I am not normally a person who would say that I like to watch 28-minute videos of people building things, but this one (via Adventure Journal) is so satisfying, maybe because there’s no narration and hardly any human voices besides the occasional joyful exclamation when something fits in place? Anyway I watched the whole thing. (video)

 

This is the last time I’m going to mention my writing and creativity workshop, which, if you haven’t clicked over to the website to check it out, takes place on sea kayaks starting May 7th. You do not need sea kayaking experience to join us, and you don’t need writing experience to join us, although you will be required to workshop one piece of your writing during the course. You will be required to travel through a beautiful landscape, eat tasty food, and generally enjoy yourself whilst learning about writing, creating, and humor, it’s going to be so much fun, I cannot wait to get out from behind this laptop, not look at screens, and hang out with creative people and also whales, are you fucking kidding me

I’ve been listening to John Green’s book The Anthropocene Reviewed and this chapter about Humanity’s Temporal Range hit just right in the age of a pandemic and climate change, and of course it was originally a podcast episode so you can listen to it here.

I just finished reading Denis Johnson’s 1992 wonderful, dark book of short stories, Jesus’ Son, marveling at how good it is (although not exactly uplifting) without really being able to articulate why. And then I listened to this old New Yorker fiction podcast in which Donald Antrim reads one of the stories from the book, and also finds the words to explain why it’s so revered. (Side note: I think I had heard of the book before, but somehow hadn’t read it, and then watched Todd Haynes’ Velvet Underground documentary, which led me to some Wikipedia rabbit hole, which led me to Johnson’s book, which is not about religion at all, but takes its title from a lyric in the song “Heroin.”)

This teacher shares his young students’ comments in Twitter threads and lots of them are great, but this one is particularly funny, maybe because of the diversity of responses to the question, “If you could go anywhere on a school trip, where would you go?” (ex. “McDonald’s,” “Madagascar,” “Swimming”)
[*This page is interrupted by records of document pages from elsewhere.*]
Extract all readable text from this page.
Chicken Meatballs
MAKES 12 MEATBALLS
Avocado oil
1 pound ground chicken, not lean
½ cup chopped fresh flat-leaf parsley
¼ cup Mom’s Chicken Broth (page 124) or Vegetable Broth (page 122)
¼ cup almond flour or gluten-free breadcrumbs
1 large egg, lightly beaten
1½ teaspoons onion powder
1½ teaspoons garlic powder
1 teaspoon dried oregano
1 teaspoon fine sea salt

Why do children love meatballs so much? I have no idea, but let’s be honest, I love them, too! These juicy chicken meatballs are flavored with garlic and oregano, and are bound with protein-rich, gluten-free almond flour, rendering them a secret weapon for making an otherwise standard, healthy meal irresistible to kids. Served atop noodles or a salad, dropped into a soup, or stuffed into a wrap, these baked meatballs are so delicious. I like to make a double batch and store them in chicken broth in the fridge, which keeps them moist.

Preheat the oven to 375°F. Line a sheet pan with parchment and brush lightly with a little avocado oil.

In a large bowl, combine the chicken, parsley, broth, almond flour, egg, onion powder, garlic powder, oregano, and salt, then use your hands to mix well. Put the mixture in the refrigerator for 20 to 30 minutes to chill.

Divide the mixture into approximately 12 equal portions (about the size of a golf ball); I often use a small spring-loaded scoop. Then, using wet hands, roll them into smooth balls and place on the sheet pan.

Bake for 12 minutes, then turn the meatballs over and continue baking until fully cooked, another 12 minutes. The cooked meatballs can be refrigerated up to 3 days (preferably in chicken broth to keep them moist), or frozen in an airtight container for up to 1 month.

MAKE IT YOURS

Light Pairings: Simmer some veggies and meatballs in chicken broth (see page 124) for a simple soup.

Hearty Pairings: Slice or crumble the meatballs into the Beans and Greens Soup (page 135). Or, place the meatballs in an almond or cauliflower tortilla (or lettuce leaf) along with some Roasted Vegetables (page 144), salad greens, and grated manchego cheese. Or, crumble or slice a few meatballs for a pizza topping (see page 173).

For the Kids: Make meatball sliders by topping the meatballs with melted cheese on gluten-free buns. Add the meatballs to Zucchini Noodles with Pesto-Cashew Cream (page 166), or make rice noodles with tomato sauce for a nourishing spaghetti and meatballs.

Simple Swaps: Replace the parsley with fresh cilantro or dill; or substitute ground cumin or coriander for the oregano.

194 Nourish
I would read anything Kelly Cordes wrote, even if it were a recipe for a peanut butter and jelly sandwich, but this particular piece about skiing is just full of great lines

One time a million years ago, my friends and I walked into this bar for happy hour, not knowing it was also Karaoke Night, and I remember almost nothing about the evening except that three different people got up and sang Creed’s “Higher” within about an hour and a half and when the third person did it, we paid our tab and left, not willing to risk hearing a fourth (or fifth) rendition. Anyway, this week’s Quartz Obsession is about karaoke, and by far the craziest part (in my opinion) is that in the Philippines, 12 different murders in the Philippines have “at least tangentially involved someone singing “My Way” by Frank Sinatra”.